"Ventana abierta"
SAL A LOS CAMINOS Y CERCAS, Y OBLIGA A ENTRAR
HASTA QUE SE LLENE MI CASA
Día litúrgico: Martes XXXI del
tiempo ordinario
Texto del Evangelio (Lc 14,15-24):
En aquel tiempo, dijo a Jesús uno de los que
comían a la mesa: «¡Dichoso el que pueda comer en el Reino de Dios!». Él le
respondió: «Un hombre dio una gran cena y convidó a muchos; a la hora de la
cena envió a su siervo a decir a los invitados: ‘Venid, que ya está todo
preparado’. Pero todos a una empezaron a excusarse. El primero le dijo: ‘He
comprado un campo y tengo que ir a verlo; te ruego me dispenses’. Y otro dijo:
‘He comprado cinco yuntas de bueyes y voy a probarlas; te ruego me dispenses’.
Otro dijo: ‘Me he casado, y por eso no puedo ir’.
»Regresó el siervo y se lo contó a su señor. Entonces, airado el dueño de la
casa, dijo a su siervo: ‘Sal en seguida a las plazas y calles de la ciudad, y
haz entrar aquí a los pobres y lisiados, y ciegos y cojos’. Dijo el siervo:
‘Señor, se ha hecho lo que mandaste, y todavía hay sitio’. Dijo el señor al
siervo: ‘Sal a los caminos y cercas, y obliga a entrar hasta que se llene mi
casa’. Porque os digo que ninguno de aquellos invitados probará mi cena».
Comentario: Rev. D. Joan COSTA i Bou (Barcelona, España)
Sal a los caminos y cercas, y
obliga a entrar hasta que se llene mi casa
Hoy, el Señor nos ofrece una imagen de la
eternidad representada por un banquete. El banquete significa el lugar donde la
familia y los amigos se encuentran juntos, gozando de la compañía, de la
conversación y de la amistad en torno a la misma mesa. Esta imagen nos habla de
la intimidad con Dios trinidad y del gozo que encontraremos en la estancia del
cielo.
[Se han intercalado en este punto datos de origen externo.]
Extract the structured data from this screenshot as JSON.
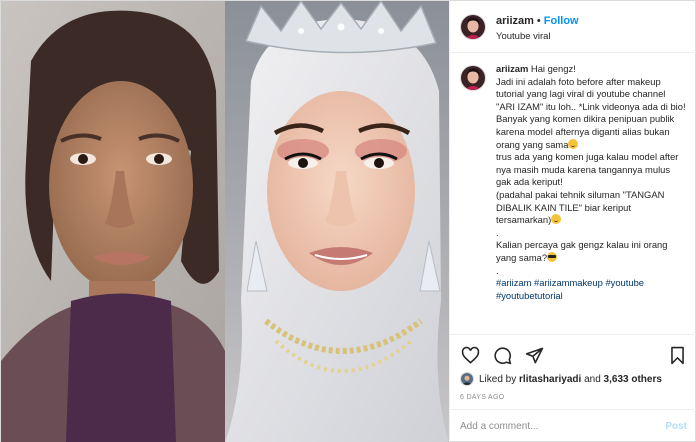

Todo lo ha hecho para nosotros y nos llama porque «ya está todo
preparado» (Lc 14,17). Nos quiere con Él; quiere a todos los hombres y las
mujeres del mundo a su lado, a cada uno de nosotros.
Es necesario, sin embargo, que queramos ir. Y a pesar de saber que es donde
mejor se está, porque el cielo es nuestra morada eterna, que excede todas las
más nobles aspiraciones humanas —«ni el ojo vio, ni el oído oyó, ni al corazón
del hombre llegó, lo que Dios preparó para los que le aman» (1Cor 2,9) y, por
lo tanto, nada le es comparable—; sin embargo, somos capaces de rechazar la
invitación divina y perdernos eternamente el mejor ofrecimiento que Dios podía
hacernos: participar de su casa, de su mesa, de su intimidad para siempre. ¡Qué
gran responsabilidad!
Somos, desdichadamente, capaces de cambiar a Dios por cualquier cosa. Unos,
como leemos en el Evangelio de hoy, por un campo; otros, por unos bueyes. ¿Y tú
y yo, por qué somos capaces de cambiar a aquél que es nuestro Dios y su
invitación? Hay quien por pereza, por dejadez, por comodidad deja de cumplir
sus deberes de amor para con Dios: ¿Tan poco vale Dios, que lo sustituimos por
cualquier otra cosa? Que nuestra respuesta al ofrecimiento divino sea siempre
un sí, lleno de agradecimiento y de admiración.